One in 4 people has a common mental health problem at any one time, yet access to mental health support is often varied and inconsistent. On Monday the Department of Health, NHS England and PHE published a joint response to the Mental Health Taskforce’s Five Year Forward View for Mental Health – along with a comprehensive package of measures to improve mental health support in schools, workplaces and communities announced by the Prime Minister.
An update to the cross-government suicide prevention strategy was also published on Monday alongside a number of new resources from PHE to help local decision makers improve support for those bereaved by suicide, as well as a new Atlas of Suicide Prevention. It is of testament to local authority commitment and the support they have from wider partners that 95% either have a suicide prevention plan or are developing one, but there is more to do to ensure the quality and effectiveness of these plans and this is the task that lies ahead.
Also this week, we published an updated Atlas of Variation in NHS Diagnostic Services in England, in collaboration with NHS Right Care and NHS England. This reveals that the average level of access and quality for many diagnostic services at national level has improved, and in some areas the degree of unwarranted variation has reduced – however for others it remains wide.
It is good to see improvement in some services such as the rapid diagnosis of stroke, yet other services such as diagnostic testing rates for bowel cancer vary significantly between CCGs. Addressing variation at local level has significant potential to save lives and prevent emergency hospital admissions, and everyone has a role to play in considering how we can better understand and tackle the underlying causes of variation. Exploring the data will be an important starting point.
On Wednesday, Revolving Doors and PHE, working with NHS England and the Home Office, published a new resource for directors of public health, police and crime commissioners and other local leaders on addressing the sharp inequalities experienced by people who have been in prison or in police custody at some point in their life.
Perhaps unsurprisingly, many face considerable health problems, often complicated by unemployment, debt, homelessness or social isolation, and a near 50% greater chance of early death and of course poorer health in life. More than 80% smoke, 15% are homeless before going to prison, 45% of people involved with the police have a mental health problem and 13% have never had a job.

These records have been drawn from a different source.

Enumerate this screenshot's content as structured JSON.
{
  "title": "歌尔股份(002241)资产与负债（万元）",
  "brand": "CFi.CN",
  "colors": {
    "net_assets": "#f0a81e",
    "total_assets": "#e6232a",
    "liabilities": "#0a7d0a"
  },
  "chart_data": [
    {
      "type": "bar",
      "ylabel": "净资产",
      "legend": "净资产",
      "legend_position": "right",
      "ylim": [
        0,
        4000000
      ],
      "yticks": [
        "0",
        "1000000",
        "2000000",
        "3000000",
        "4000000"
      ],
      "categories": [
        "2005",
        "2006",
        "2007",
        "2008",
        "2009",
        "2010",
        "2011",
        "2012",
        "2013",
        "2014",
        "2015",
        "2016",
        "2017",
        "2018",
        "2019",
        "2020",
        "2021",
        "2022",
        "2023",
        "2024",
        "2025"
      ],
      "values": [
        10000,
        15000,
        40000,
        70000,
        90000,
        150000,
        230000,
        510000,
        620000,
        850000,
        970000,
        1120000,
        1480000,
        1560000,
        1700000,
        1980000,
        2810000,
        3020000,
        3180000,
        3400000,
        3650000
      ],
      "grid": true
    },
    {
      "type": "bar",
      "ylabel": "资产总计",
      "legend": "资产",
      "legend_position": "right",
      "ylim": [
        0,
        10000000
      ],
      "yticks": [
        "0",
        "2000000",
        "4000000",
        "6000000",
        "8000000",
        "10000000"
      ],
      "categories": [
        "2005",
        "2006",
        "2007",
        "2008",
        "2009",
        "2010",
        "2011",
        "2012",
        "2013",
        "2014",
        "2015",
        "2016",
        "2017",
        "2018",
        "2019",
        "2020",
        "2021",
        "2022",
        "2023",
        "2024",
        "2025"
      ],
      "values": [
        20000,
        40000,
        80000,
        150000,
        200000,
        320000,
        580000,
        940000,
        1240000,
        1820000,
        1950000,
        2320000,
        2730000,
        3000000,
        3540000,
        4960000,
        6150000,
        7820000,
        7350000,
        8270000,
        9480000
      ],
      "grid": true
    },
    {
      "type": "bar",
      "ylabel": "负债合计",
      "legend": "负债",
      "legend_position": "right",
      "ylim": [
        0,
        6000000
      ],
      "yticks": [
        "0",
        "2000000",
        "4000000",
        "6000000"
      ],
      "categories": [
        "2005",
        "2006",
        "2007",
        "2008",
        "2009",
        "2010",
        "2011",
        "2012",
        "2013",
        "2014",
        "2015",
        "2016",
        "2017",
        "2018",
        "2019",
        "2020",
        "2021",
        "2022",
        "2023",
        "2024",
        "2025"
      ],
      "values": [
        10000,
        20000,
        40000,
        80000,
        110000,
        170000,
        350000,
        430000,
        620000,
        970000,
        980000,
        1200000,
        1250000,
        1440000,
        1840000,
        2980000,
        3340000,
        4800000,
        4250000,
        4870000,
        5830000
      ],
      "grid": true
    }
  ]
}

Rebalancing Act aims to support collaborative work between criminal justice and health agencies and a much broader range of local partners. Importantly, this is not all about creating new services or finding more money, but rather sharing information, pooling funding and working better together to deliver services that are not only more efficient and effective, but also more cost effective.
This week the Local Government Association drew attention to the latest evaluation of the NHS Health Check published by colleagues from Queen Mary University. This study suggests that the programme has prevented up to 8,400 heart attacks and strokes and that statins were 40% more likely to be prescribed to attendees compared with non-attendees.
This and earlier national evaluations have also demonstrated that more people from deprived communities are accessing the NHS Health Check, which demonstrates strong local public health leadership in commissioning this service and on Tuesday we published new guidance to support local teams completing health equity audits related to the programme.
On Monday our Be Clear on Cancer campaign pilot began across the North West of England, funded by Cancer Research UK and aimed at increasing participation of 60–74 year olds in the NHS bowel cancer screening programme. Bowel cancer is the fourth most common cancer and the second most common cause of cancer death in the UK. Trials show that bowel cancer screening can cut deaths by 15% in people aged 60–74, yet overall uptake of bowel cancer screening in England is low at 58%, and as low as 33% in some areas.
Screening is a choice, and gives those who participate, and who are unknowingly living with the earliest signs of bowel cancer, the best chance of successful treatment. The campaign speaks to a number of barriers to participation as indicated by the evidence, including fear of the test outcome, being asymptomatic, having a low perceived risk of bowel cancer and concerns about the practicalities and cleanliness of the test. Subject to the evaluation of the pilot, the campaign will be rolled out across England from next year.
And finally, on Tuesday I spoke at a summit on Sustainability and Transformation Plans held by the Institute of Healthcare Management, which has published Swimming together or sinking alone, a report aimed at senior leaders in health and local government to support the culture change and skills development necessary to work better together and deliver cost-effective services appropriate to local needs.
The report, written by journalist and policy expert Richard Vize, is a good read and presents a number of approaches and opportunities to help local leaders as they move from focusing on their own organisations and hierarchical structures to operating more collaboratively across local health economies.
As local leaders begin to implement their plans, PHE will align its support around these and do all we can to see them succeed.